Los días de cualquier causa
Mañana es el Día del Trabajo y no hay trabajo. Es una de las paradojas que nos definen.
Los comerciantes tienen trabajo a medias, lo mismo que los migrantes venezolanos. Tampoco trabajan los que programan música y sirven cerveza en los rumbeaderos. Los albañiles construyen a empujones, unos días no, otros tampoco. Las señoras del servicio acuden, de milagro, cuando las señoras de la casa muerden algo de la ganancia del marido.
Celebran el Día del Trabajo los médicos y enfermeras del coronavirus, que están ellos mismos de cuidados intensivos. También los banqueros y sepultureros, gremios que viven de la muerte y de las deudas ajenas. Los mensajeros domiciliarios, de moto o bicimoto —ese engendro del ruido—, no cesan de trabajar mientras la ciudad desespera encerrada o los esquiva en los andenes de la contravía.
Sumando y restando, no es mucho lo que hay que celebrar en el Día del Trabajo. Sucede igual con el Día de las Víctimas, que son la quinta parte de la población y a las que muy pocos reconocen como símbolo de lo que nos pasará a todos. Ni que decir del Día de los Niños, a los que se les están legando las migajas del planeta.
Todos los días son día de algo o de alguien. Quienes les dan nombre a estos días quieren sumar más paradojas a la definición de lo que es ser colombiano. Por eso hay día del héroe y de la empanada, del maestro y de la economía naranja, del delfín y del títere, de la tierra y del fuego. A nadie se le niega la condecoración.

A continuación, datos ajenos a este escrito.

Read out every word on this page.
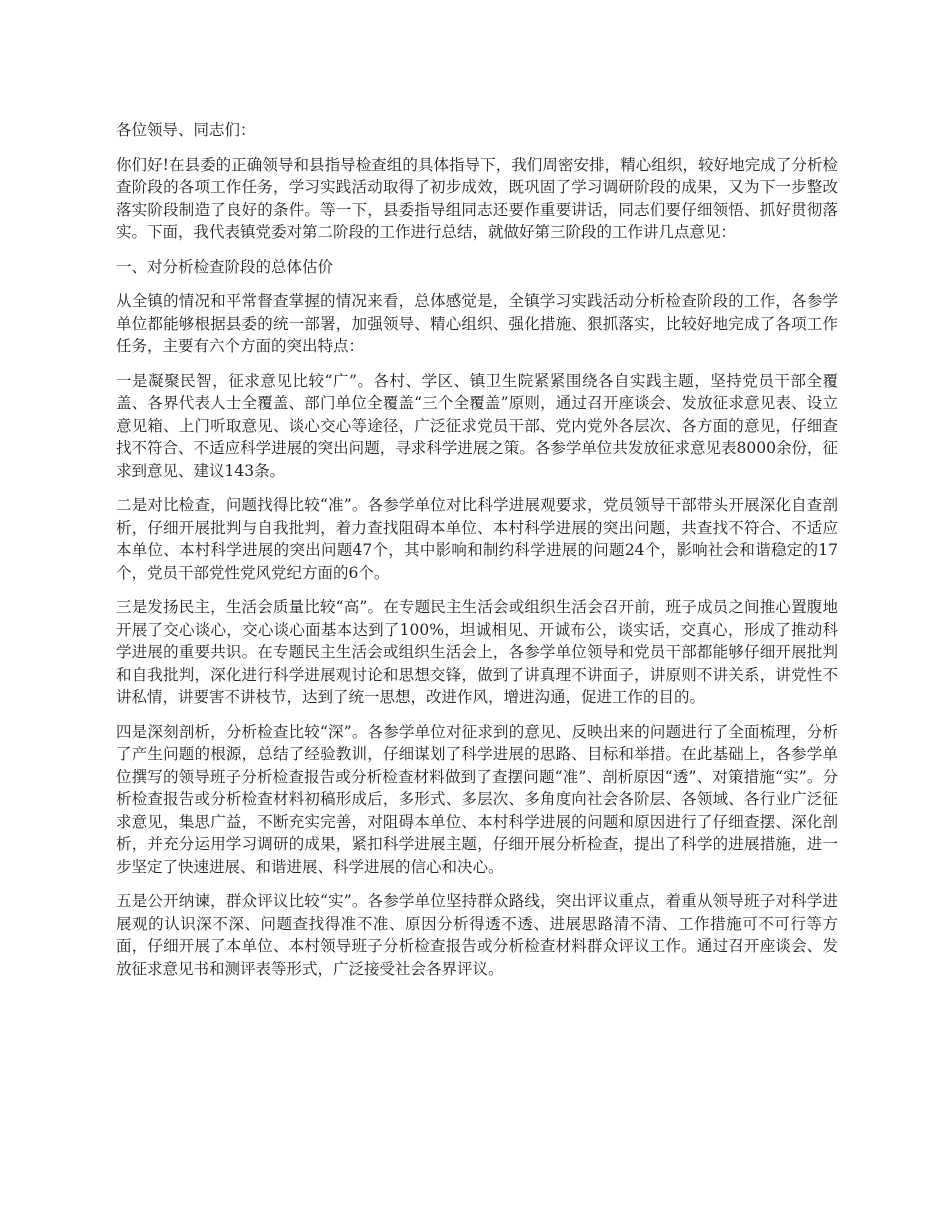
各位领导、同志们：

你们好!在县委的正确领导和县指导检查组的具体指导下，我们周密安排，精心组织，较好地完成了分析检查阶段的各项工作任务，学习实践活动取得了初步成效，既巩固了学习调研阶段的成果，又为下一步整改落实阶段制造了良好的条件。等一下，县委指导组同志还要作重要讲话，同志们要仔细领悟、抓好贯彻落实。下面，我代表镇党委对第二阶段的工作进行总结，就做好第三阶段的工作讲几点意见：

一、对分析检查阶段的总体估价

从全镇的情况和平常督查掌握的情况来看，总体感觉是，全镇学习实践活动分析检查阶段的工作，各参学单位都能够根据县委的统一部署，加强领导、精心组织、强化措施、狠抓落实，比较好地完成了各项工作任务，主要有六个方面的突出特点：

一是凝聚民智，征求意见比较“广”。各村、学区、镇卫生院紧紧围绕各自实践主题，坚持党员干部全覆盖、各界代表人士全覆盖、部门单位全覆盖“三个全覆盖”原则，通过召开座谈会、发放征求意见表、设立意见箱、上门听取意见、谈心交心等途径，广泛征求党员干部、党内党外各层次、各方面的意见，仔细查找不符合、不适应科学进展的突出问题，寻求科学进展之策。各参学单位共发放征求意见表8000余份，征求到意见、建议143条。

二是对比检查，问题找得比较“准”。各参学单位对比科学进展观要求，党员领导干部带头开展深化自查剖析，仔细开展批判与自我批判，着力查找阻碍本单位、本村科学进展的突出问题，共查找不符合、不适应本单位、本村科学进展的突出问题47个，其中影响和制约科学进展的问题24个，影响社会和谐稳定的17个，党员干部党性党风党纪方面的6个。

三是发扬民主，生活会质量比较“高”。在专题民主生活会或组织生活会召开前，班子成员之间推心置腹地开展了交心谈心，交心谈心面基本达到了100%，坦诚相见、开诚布公，谈实话，交真心，形成了推动科学进展的重要共识。在专题民主生活会或组织生活会上，各参学单位领导和党员干部都能够仔细开展批判和自我批判，深化进行科学进展观讨论和思想交锋，做到了讲真理不讲面子，讲原则不讲关系，讲党性不讲私情，讲要害不讲枝节，达到了统一思想，改进作风，增进沟通，促进工作的目的。

四是深刻剖析，分析检查比较“深”。各参学单位对征求到的意见、反映出来的问题进行了全面梳理，分析了产生问题的根源，总结了经验教训，仔细谋划了科学进展的思路、目标和举措。在此基础上，各参学单位撰写的领导班子分析检查报告或分析检查材料做到了查摆问题“准”、剖析原因“透”、对策措施“实”。分析检查报告或分析检查材料初稿形成后，多形式、多层次、多角度向社会各阶层、各领域、各行业广泛征求意见，集思广益，不断充实完善，对阻碍本单位、本村科学进展的问题和原因进行了仔细查摆、深化剖析，并充分运用学习调研的成果，紧扣科学进展主题，仔细开展分析检查，提出了科学的进展措施，进一步坚定了快速进展、和谐进展、科学进展的信心和决心。

五是公开纳谏，群众评议比较“实”。各参学单位坚持群众路线，突出评议重点，着重从领导班子对科学进展观的认识深不深、问题查找得准不准、原因分析得透不透、进展思路清不清、工作措施可不可行等方面，仔细开展了本单位、本村领导班子分析检查报告或分析检查材料群众评议工作。通过召开座谈会、发放征求意见书和测评表等形式，广泛接受社会各界评议。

De tanto aporrearlos en tantos años, hay días cuya conmemoración se acabó o tuvo que ser desdoblada. El de la Secretaria pasó, de agotar rosas, a casi desaparecer ante el auge de computadores, call centers y celulares. El de los novios se partió en Amor y Amistad para ampliar el rango de compradores de regalos.
El más perseverante es el Día de la Madre. Nació intocable, desde cuando se instaló en la melcocha sentimental de varias generaciones acunadas con la voz de Daniel Santos preguntando a los muchachos, antes de marchar para la guerra, quién socorrerá a “mi pobre madrecita que es tan vieja”.
Los innumerables días dedicados a innumerables causas se volvieron epidemia cuando organismos de Naciones Unidas y otras augustas instituciones benéficas dieron en la costumbre de tocar la conciencia y sensibilidad del mundo con semejantes asignaciones. No fueron originales.
Ya la religión había copado cada fecha del almanaque con los nombres estrafalarios de santos, mártires y vírgenes. La humanidad se cansó de bautizar a sus críos con lastres como Telésforo, Abdón, Agripina o Adeltrudis. Se volcó entonces a los modernos Brayan, Estiven o James. Y nadie sabe quién terminó ganando.